Ранняя лирика Окуджавы неуклюжа от неумелости, поздняя – от презрения к умелости; любопытно, что в это же время – конец восьмидесятых – Самойлов писал Рассадину, что хочет «отказаться от поэтики». В смысле – свести выразительные средства к минимуму, чтобы содержание заговорило само, голосом последней простоты. Мастеру мастерство ни к чему – он может писать голо, как Толстой, и у каждого слова будет особый вес. В этом смысле поздний Окуджава сомкнулся с ранним: смысл свелся к заведомой банальности. Но если в ранних стихах за общими словами действительно не чувствуется почти ничего, кроме размытого чувства общности, – в поздних он научился без слов транслировать отчаяние, обреченность, потерянность. В ранних вещах вдобавок мешает дольник, в общем, не свойственный ему в зрелые годы: сила Окуджавы – в умении отослаться ко многим песенным образцам, писанным традиционными русскими размерами.
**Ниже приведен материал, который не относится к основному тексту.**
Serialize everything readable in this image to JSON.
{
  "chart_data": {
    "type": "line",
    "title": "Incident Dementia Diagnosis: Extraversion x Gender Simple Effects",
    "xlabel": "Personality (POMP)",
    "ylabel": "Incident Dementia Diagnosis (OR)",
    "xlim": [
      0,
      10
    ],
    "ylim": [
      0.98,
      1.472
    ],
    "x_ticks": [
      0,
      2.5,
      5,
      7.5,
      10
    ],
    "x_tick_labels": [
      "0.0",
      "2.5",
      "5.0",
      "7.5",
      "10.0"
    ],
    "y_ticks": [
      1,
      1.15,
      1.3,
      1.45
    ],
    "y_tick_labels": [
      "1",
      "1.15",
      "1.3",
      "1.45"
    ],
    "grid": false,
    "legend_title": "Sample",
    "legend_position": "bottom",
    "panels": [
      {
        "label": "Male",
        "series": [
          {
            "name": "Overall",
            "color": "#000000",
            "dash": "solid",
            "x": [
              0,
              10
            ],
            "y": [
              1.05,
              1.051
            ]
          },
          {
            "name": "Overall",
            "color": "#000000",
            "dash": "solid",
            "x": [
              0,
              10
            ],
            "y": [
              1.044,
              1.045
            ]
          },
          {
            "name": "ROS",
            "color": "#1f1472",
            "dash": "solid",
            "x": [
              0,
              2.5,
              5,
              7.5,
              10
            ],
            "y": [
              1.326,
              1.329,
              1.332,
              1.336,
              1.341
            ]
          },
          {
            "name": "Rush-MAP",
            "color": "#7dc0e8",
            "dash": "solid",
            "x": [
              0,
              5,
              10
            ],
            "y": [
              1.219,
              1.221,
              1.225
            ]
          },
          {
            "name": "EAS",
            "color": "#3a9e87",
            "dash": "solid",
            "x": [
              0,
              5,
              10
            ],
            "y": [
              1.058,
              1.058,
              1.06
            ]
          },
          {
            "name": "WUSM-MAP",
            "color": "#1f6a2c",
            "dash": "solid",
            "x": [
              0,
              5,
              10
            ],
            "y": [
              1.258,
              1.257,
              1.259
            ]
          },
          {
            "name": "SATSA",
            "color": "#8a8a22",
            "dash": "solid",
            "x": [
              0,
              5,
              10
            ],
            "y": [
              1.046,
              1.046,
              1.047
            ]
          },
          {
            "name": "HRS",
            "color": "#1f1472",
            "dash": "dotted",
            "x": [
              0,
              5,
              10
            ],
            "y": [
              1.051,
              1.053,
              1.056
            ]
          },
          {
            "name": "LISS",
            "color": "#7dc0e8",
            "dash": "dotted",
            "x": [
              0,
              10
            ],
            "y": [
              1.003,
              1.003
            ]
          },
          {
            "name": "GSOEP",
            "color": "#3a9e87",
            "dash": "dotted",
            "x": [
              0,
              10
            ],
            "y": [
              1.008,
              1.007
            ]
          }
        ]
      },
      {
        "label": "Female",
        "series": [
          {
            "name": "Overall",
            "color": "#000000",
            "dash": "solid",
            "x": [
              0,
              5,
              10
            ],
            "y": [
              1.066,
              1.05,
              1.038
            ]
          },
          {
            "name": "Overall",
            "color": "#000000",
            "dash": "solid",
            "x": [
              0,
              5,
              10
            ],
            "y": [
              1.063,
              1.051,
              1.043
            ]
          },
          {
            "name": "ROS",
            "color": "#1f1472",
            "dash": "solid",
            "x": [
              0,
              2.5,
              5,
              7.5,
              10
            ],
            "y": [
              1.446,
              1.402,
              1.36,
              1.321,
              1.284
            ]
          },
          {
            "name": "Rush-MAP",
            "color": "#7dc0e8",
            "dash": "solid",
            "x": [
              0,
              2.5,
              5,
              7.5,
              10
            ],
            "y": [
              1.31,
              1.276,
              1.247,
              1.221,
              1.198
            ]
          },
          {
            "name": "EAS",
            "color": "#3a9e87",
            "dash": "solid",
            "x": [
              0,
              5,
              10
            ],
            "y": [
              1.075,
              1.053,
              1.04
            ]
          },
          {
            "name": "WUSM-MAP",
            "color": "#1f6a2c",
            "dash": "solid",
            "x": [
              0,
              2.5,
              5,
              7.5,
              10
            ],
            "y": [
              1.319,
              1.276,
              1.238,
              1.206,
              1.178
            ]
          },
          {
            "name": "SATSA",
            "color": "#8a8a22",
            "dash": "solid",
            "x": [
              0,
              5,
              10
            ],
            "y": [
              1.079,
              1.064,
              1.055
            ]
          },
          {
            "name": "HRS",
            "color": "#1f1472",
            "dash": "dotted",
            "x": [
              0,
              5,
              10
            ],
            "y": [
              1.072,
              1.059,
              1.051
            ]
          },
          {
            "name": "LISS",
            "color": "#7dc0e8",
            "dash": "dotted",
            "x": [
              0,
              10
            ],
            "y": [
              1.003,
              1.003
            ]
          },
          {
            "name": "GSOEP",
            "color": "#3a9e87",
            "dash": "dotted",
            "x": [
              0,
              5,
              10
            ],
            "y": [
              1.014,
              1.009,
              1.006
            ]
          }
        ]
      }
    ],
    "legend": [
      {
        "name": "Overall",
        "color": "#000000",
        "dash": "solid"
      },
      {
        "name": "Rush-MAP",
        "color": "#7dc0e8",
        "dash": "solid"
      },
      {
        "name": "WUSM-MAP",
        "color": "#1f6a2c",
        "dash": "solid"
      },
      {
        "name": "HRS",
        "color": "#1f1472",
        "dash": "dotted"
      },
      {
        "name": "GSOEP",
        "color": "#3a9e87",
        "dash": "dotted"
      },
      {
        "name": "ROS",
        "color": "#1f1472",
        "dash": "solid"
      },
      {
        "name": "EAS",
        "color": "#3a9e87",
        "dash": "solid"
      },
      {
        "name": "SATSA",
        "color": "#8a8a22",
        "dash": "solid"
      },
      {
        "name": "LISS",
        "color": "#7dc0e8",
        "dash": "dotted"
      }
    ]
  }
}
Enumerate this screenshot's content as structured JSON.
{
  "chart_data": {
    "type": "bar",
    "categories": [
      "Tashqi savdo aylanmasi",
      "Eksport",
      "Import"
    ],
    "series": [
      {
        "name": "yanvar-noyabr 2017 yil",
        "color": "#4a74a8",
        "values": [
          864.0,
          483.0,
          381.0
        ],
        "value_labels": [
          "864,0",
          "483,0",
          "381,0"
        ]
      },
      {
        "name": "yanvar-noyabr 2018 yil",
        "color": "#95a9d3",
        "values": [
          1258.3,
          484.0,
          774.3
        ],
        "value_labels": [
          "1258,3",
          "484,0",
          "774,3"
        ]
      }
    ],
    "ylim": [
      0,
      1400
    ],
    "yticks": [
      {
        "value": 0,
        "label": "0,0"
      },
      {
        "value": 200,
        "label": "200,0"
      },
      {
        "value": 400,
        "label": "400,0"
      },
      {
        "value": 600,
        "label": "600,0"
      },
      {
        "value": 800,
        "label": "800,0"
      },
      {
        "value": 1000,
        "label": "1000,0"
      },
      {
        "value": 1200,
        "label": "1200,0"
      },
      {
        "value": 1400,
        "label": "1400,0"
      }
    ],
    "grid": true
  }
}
Трехстопный амфибрахий «Поколенья» отсылает и к «Курсантской венгерке» Луговского («Гремит курсовая венгерка, идет девятнадцатый год», с тем же мотивом обреченности перед походом), и к ахматовскому «Когда погребают эпоху, надгробный псалом не звучит». Ведь о том же, в сущности. Окуджава уже в молодости научился включать этот ассоциативный механизм, точно воспроизводя чужие – а на самом деле давно общие – интонации, расширяя контексты своих нехитрых сюжетов почти до бесконечности.